Valero (VLO) set a new 52-week high yesterday after shares rose $0.75 (2.34%) to close at $32.77/share on volume of 8.2 million shares. We continue to be in awe of the refiners and the margins they are current sporting, but in the back of our mind we are wondering how long it can last. It takes us back to about 8 years ago when the same arguments were being made about lack of refinery capacity growth and such, however now it seems that cheaper oil and spreads created by America's new energy push are what are driving results. This is what is keeping us bullish at this time, but as soon as we begin to see spreads close and oil prices rise to be more in line with world prices we will move to a neutral to bearish stance on the entire industry. Just something we wanted to point out this morning for those looking ahead.

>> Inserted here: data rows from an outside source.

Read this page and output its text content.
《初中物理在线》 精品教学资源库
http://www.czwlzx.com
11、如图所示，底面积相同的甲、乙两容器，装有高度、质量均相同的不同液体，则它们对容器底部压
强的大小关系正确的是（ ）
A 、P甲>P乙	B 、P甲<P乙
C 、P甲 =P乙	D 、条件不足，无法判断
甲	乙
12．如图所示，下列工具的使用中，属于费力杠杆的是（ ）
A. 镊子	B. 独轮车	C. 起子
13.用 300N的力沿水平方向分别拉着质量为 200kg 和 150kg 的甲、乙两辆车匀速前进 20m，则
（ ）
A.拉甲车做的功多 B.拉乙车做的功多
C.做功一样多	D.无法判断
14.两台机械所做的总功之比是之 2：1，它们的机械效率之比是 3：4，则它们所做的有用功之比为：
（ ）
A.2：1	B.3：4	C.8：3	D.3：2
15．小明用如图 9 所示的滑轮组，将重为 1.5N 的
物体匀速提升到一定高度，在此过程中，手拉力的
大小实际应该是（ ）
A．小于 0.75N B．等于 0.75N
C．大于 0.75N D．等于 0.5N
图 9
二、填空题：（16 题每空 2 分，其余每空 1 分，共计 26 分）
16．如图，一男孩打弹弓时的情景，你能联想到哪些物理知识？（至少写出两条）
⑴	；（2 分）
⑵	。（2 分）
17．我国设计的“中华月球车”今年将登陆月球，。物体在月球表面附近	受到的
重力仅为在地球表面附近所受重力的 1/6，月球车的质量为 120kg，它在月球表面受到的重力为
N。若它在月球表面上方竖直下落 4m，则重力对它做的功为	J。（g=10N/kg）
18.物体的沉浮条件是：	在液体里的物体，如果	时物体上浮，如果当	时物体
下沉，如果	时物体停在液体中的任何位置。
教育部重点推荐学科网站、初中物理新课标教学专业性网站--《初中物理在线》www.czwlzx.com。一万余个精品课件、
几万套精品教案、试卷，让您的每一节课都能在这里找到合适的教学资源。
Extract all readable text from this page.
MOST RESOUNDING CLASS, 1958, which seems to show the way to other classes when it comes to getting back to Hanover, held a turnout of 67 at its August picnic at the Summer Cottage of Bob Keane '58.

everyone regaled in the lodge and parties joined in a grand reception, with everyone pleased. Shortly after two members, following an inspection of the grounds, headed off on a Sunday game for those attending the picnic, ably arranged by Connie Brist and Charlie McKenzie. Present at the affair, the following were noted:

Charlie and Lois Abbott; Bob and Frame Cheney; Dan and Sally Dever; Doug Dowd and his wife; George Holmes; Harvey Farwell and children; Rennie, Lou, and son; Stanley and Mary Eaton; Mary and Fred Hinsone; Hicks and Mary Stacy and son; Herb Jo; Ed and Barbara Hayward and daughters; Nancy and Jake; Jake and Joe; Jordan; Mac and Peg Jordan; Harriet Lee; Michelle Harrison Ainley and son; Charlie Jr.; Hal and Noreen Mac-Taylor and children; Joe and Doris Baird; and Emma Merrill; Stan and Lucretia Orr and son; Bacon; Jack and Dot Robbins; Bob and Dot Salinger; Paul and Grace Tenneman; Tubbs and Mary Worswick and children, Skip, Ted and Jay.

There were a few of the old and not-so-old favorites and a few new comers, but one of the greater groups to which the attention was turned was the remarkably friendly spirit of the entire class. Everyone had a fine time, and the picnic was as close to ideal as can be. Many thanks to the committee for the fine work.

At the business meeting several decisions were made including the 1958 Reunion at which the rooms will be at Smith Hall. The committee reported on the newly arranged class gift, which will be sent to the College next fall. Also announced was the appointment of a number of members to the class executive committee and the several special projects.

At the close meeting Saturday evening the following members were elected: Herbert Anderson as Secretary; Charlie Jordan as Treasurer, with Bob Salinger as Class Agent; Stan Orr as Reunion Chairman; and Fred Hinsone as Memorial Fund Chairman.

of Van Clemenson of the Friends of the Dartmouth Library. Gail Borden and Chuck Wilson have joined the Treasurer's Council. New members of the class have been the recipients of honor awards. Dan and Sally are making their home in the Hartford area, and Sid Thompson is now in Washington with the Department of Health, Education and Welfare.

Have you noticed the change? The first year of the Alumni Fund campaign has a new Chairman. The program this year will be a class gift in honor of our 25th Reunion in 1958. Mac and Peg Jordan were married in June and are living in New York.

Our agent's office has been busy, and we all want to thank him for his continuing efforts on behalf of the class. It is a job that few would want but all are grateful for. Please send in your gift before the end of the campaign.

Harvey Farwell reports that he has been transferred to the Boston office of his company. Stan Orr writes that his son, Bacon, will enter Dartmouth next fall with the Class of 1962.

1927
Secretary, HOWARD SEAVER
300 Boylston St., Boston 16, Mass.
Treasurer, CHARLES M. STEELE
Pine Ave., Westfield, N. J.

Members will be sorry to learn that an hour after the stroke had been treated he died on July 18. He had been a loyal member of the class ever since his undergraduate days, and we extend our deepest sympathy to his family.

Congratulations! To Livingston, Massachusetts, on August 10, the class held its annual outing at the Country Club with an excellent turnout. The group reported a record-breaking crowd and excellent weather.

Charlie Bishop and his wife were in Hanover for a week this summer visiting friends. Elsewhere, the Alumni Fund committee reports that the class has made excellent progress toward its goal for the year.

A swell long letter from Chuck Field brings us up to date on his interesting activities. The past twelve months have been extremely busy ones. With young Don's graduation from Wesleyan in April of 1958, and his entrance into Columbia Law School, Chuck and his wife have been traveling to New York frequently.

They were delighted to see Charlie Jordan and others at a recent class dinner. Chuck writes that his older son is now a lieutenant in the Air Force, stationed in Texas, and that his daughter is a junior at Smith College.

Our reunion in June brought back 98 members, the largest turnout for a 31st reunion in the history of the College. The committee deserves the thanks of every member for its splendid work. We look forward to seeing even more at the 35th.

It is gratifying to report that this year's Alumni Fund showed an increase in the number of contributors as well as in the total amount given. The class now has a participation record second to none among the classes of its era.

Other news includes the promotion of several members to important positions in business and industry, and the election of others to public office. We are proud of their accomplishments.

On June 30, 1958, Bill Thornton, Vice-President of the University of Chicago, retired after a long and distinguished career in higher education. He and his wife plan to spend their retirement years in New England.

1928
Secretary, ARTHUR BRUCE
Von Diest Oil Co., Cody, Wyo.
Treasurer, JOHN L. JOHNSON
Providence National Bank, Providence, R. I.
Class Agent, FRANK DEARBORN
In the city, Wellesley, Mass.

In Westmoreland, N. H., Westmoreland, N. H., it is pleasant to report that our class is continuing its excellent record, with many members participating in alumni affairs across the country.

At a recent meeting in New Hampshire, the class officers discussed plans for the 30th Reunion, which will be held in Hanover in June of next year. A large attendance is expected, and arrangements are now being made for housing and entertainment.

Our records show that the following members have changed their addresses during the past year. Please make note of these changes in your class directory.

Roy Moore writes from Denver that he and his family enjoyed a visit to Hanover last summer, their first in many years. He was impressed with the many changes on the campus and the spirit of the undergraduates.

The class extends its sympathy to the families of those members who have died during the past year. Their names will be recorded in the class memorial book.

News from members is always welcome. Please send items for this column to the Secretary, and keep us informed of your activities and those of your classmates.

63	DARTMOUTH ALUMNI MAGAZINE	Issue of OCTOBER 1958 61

Both Alpha Natural Resources (ANR) and Cliffs Natural Resources (CLF) rose strongly as commodities had another strong day yesterday and those with coal exposure seemed to outpace the general market and the commodity space in trading. Alpha saw shares rise $0.53 (7.66%) to close at $7.45/share, which continued its march higher after setting new lows just before the news out of China that it would invest in a stimulus plan. It is funny how quickly market sentiment can change, and that same sentiment is what has lit a fire under Cliffs as well. The shares finished above $40/share once again as the risk-on trade returning and investors looking at coal and iron-ore producers in a different light. Although the stocks usually bottom before their financial results do, the market knows this next quarter is supposed to be weak for many of the players, so that is one piece of information to keep in mind when placing bets on the sector (speaking of coal here, not the iron-ore exposure Cliffs has).